Motivation
Half a month ago in this post, I tried six LLMs for using the Knowledge Graph. As I wrote there, the LLMs available at this time are OpenAI and Mistral. So, I tried to run MistarlAI’s LLM on my PC (local environment). In fact, I found that it is not usable for the knowledge graph. In this post, I tried to use MistaralAI via Langchain via API to see if it can be used in the knowledge graph.
Sources.
- MistralAI This is the home page. To obtain an account and API key, go to this page. To obtain an account, sing up from this page and enter the verification code sent to your email address.
- Coding AI from [Codestral-22B] Mistral AI, supporting over 80 languages! I referred to this page for getting an account and API key.
Dockerfile
Dockerfile for using MistralAI via Langchain from Jupyterlab NoteBook, add a line to the Dockerfile in this post The other parts have not been added or changed.
RUN pip install --upgrade pip setuptools \
&& pip install torch==2.2.2 torchvision==0.17.2 torchaudio==2.2.2 \
--index-url https://download.pytorch.org/whl/cu121 \
&& pip install torch torchvision torchaudio \
&& pip install jupyterlab matplotlib pandas scikit-learn ipywidgets \
&& pip install transformers accelerate sentencepiece einops \
&& pip install langchain bitsandbytes protobuf \
&& pip install auto-gptq optimum \
&& pip install pypdf tiktoken sentence_transformers faiss-gpu trafilatura \
&& pip install langchain-community langchain_openai wikipedia \
&& pip install langchain-huggingface unstructured html2text rank-bm25 janome \
&& pip install langchain-chroma sudachipy sudachidict_full \
&& pip install mysql-connector-python \
&& pip install langchain-experimental neo4j pandas \
&& pip install json-repair langchain-mistralai
The last line “langchain-mistralai” is the part I added.
Launch the Mistal model
# Mistral-smallモデルを立ち上げる
import os
from langchain_mistralai import ChatMistralAI
os.environ['MISTRAL_API_KEY'] = 'xxxx'
llm = ChatMistralAI(
model = "mistral-small",
temperature = 0,
# other params...,
)
xxx is the API key obtained from the MistaralAI page.
For the rest of the code, please refer to Source 1. shown in this posting.
Execution Results
The results of the run using the mistarl-small model resulted in the following error.
HTTPStatusError: Error response 400 while fetching https://api.mistral.ai/v1/chat/completions: {"object":"error","message":"Function calling is not enabled for this model","type":"invalid_request_error","param":null,"code":null}
Change the Mistral model.
Changed to “mistral-large-latest” as follows
# Mistralモデルを立ち上げる
import os
from langchain_mistralai import ChatMistralAI
os.environ['MISTRAL_API_KEY'] = 'xxxx'
llm = ChatMistralAI(
model = "mistral-large-latest",
temperature = 0,
# other params...,
)
Summary
It was found that Knowledge graphs can be tested using MistalAI’s model.

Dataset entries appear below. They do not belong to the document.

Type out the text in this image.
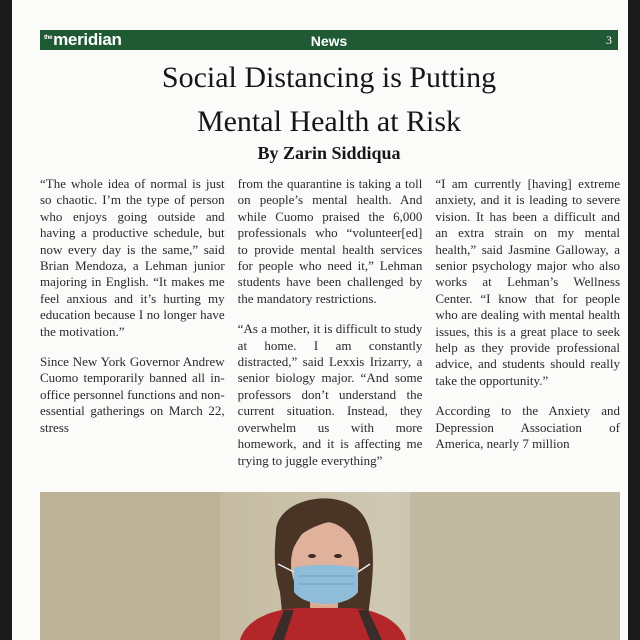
$^{the}$meridian	News	3
Social Distancing is Putting
Mental Health at Risk
By Zarin Siddiqua

“The whole idea of normal is just so chaotic. I’m the type of person who enjoys going outside and having a productive schedule, but now every day is the same,” said Brian Mendoza, a Lehman junior majoring in English. “It makes me feel anxious and it’s hurting my education because I no longer have the motivation.”

Since New York Governor Andrew Cuomo temporarily banned all in-office personnel functions and non-essential gatherings on March 22, stress

from the quarantine is taking a toll on people’s mental health. And while Cuomo praised the 6,000 professionals who “volunteer[ed] to provide mental health services for people who need it,” Lehman students have been challenged by the mandatory restrictions.

“As a mother, it is difficult to study at home. I am constantly distracted,” said Lexxis Irizarry, a senior biology major. “And some professors don’t understand the current situation. Instead, they overwhelm us with more homework, and it is affecting me trying to juggle everything”

“I am currently [having] extreme anxiety, and it is leading to severe vision. It has been a difficult and an extra strain on my mental health,” said Jasmine Galloway, a senior psychology major who also works at Lehman’s Wellness Center. “I know that for people who are dealing with mental health issues, this is a great place to seek help as they provide professional advice, and students should really take the opportunity.”

According to the Anxiety and Depression Association of America, nearly 7 million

However, this time I only created the graphs using LLMs and did not verify the RAGs using the created graphs.
The reasons for trying MistralAI this time are as follows. I am planning to use Amazon Bedrock in the future, so I wanted to check in advance which of the LLMs (foundation model; FM) provided there can be used with Knowledge graphs.